Rodney Dangerfield had his shtick, and it brought millions of laughs over an illustrious career. The self-deprecating comedic genius, with his bulging eyes roving and his nervous hands tie tightening, was famous for the catchphrase “I don’t get no respect.”
A not-so-funny matter is that many companies that bring thought leadership to market think the same way. They believe the content they produce doesn't get much respect from the executives they’re trying to impress. That belief, whether those thought leadership marketers know it or not, makes them far less effective at thought leadership. And I don’t think most realize it.
How do I know most thought leadership marketers believe they get no respect from the executives they’re trying to influence? A recent survey by Edelman and LinkedIn confirmed it. The two firms polled more than 1,200 decision makers and influencers in U.S. organizations (about a third of which had more than 1,000 employees). These executives are big consumers of thought leadership content. In fact, 55% believe it is an important way to evaluate companies they’re thinking of using. After reading thought leadership content, 45% actually invited the company that published it to bid on work. These companies hadn’t been in the running for that work previously.
Yet while more than half of executives who read thought leadership believe it has impact, a much smaller percentage of thought leadership marketers think the same thing.
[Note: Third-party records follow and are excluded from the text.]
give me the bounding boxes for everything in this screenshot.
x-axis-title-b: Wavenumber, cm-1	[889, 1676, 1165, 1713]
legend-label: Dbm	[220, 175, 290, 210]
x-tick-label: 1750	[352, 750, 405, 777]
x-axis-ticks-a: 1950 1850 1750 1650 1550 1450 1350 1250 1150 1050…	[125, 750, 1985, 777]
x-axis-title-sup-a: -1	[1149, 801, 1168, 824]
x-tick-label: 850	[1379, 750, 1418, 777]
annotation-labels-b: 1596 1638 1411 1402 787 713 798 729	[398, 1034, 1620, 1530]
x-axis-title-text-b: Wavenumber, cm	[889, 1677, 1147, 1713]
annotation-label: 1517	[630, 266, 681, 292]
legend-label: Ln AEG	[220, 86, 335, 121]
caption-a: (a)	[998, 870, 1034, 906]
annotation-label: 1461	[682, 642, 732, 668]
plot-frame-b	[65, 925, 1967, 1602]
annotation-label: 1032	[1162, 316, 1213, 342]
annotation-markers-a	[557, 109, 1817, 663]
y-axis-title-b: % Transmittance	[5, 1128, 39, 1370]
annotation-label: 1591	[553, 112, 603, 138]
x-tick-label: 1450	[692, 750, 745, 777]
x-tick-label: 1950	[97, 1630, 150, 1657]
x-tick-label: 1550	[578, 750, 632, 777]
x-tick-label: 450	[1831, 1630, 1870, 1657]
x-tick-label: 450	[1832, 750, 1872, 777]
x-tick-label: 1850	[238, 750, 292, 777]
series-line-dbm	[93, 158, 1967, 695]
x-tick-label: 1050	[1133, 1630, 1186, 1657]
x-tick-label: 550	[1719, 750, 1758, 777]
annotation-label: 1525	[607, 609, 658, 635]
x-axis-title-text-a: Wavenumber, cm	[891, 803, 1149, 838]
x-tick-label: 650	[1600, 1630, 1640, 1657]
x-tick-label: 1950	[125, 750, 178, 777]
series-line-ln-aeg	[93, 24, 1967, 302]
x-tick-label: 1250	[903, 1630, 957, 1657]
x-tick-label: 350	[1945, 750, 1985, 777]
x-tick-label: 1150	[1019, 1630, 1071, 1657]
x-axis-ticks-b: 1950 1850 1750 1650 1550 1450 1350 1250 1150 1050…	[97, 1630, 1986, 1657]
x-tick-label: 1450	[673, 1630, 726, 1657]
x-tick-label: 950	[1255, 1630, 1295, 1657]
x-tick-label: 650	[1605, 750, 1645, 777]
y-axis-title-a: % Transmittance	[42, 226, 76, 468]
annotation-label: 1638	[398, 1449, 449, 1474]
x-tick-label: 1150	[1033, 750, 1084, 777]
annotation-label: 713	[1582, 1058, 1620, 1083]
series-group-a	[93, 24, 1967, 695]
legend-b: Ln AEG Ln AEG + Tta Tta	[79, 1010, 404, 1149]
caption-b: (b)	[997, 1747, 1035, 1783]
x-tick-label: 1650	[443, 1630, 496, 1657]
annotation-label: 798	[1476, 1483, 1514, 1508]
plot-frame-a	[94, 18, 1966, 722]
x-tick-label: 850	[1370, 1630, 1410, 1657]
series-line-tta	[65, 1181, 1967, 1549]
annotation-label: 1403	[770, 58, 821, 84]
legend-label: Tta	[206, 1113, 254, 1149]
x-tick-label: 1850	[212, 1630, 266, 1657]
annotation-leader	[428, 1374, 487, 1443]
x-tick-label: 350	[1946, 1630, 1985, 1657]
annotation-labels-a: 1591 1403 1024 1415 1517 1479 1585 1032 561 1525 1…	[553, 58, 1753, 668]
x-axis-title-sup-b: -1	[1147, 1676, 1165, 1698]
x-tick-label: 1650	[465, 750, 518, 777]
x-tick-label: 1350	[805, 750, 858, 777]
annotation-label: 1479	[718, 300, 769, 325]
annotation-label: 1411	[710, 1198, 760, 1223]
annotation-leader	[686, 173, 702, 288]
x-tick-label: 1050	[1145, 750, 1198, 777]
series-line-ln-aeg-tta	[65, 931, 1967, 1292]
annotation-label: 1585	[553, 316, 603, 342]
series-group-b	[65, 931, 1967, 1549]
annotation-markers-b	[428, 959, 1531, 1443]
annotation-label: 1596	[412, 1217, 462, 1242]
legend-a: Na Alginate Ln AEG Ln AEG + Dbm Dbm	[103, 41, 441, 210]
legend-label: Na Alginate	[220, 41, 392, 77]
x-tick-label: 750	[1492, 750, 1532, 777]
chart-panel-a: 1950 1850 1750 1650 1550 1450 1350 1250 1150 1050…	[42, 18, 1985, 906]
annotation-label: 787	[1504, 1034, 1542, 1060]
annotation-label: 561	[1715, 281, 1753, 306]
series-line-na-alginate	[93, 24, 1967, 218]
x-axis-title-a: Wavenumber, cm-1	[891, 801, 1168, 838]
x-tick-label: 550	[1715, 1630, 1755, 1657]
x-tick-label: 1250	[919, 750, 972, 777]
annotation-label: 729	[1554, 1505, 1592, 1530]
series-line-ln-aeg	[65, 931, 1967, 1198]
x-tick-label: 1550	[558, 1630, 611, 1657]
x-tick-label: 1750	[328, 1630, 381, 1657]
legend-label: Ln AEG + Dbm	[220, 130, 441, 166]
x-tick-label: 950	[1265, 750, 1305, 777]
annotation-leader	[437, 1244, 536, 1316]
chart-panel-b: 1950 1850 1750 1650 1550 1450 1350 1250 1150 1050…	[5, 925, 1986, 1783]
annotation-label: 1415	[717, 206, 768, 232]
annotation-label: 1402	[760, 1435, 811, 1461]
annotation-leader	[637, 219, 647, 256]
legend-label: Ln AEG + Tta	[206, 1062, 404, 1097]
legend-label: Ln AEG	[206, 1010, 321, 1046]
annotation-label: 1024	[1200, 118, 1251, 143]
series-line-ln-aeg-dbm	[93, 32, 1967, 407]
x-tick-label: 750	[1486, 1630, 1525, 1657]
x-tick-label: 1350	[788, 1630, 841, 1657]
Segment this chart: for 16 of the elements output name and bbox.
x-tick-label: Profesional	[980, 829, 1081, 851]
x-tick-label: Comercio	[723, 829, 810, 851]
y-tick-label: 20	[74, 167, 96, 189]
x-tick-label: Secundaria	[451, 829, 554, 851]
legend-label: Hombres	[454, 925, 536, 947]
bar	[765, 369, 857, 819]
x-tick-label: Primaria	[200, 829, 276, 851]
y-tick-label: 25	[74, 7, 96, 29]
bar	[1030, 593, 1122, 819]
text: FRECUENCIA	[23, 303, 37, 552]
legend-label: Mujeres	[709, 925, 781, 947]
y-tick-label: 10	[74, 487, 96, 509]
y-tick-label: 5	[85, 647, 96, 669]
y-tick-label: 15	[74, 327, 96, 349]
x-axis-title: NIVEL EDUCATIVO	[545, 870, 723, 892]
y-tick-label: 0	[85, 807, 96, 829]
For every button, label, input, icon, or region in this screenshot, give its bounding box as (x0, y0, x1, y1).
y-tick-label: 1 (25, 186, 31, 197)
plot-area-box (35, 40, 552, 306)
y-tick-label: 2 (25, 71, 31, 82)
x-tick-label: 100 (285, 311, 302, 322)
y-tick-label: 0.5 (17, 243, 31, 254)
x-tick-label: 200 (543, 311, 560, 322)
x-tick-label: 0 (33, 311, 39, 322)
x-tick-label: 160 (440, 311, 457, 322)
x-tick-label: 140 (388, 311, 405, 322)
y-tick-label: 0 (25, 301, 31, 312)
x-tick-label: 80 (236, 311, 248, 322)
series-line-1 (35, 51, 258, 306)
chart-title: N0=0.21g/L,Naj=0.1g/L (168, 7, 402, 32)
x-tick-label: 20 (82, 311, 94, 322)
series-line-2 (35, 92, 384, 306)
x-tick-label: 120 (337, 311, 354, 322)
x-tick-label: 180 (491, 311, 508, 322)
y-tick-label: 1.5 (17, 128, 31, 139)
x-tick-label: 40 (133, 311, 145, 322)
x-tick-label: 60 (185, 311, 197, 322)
When Edelman/LinkedIn surveyed thought leadership producers – the kinds of firms we work with at Bloom Group – about whether their content increased the number of requests for proposals they get, only 17% said it did.
In a similar vein, 58% of executive consumers of thought leadership said it directly led to awarding business to the producers of that content.
Yet most thought leadership marketers don’t believe that, according to the survey. Less than half as many producers of thought leadership content (26%) said it helps their firms close business. What’s more, 61% of executives are willing to pay a premium for companies that establish themselves as thought leaders. Only 14% of thought leadership marketers believe their thought leadership lets them charge more than competitors with lower quality content or none at all.
Why does it matter that most thought leadership marketers have a Rodney Dangerfield syndrome? It’s because if they have it, their bosses are likely to have it. And if their bosses have it, they aren’t likely to give marketing the budget and attention necessary for thought leadership to gain respect with clients – i.e., to generate leads and revenue.
Our own research shows that the most effective firms at thought leadership marketing have much bigger budgets than the least effective firms. Of the 312 U.S. B2B thought leadership marketers that we surveyed, the most effective ones had an average budget (7.0% of revenue) that was more than twice the size of the least effective marketers (3.2% of revenue). And the most effective thought leadership marketers are far more likely to know the impact on leads and revenue.
If you want more budget, you better believe it will generate more leads and revenue. (And, of course, you need to prove it.)
But if you don’t believe it, be prepared to deal with another side effect of the Rodney Dangerfield syndrome: Your salespeople will ignore your content. If you feel your content doesn’t generate many leads, why should they talk about it with clients and prospects? They won’t.
And that, in turn, will only deeper the Rodney Dangerfield syndrome that bedevils many thought leadership marketers. If you produce compelling content and get it into the hands of clients and prospects, you need to believe it will have impact. Most of them clearly do. So should you.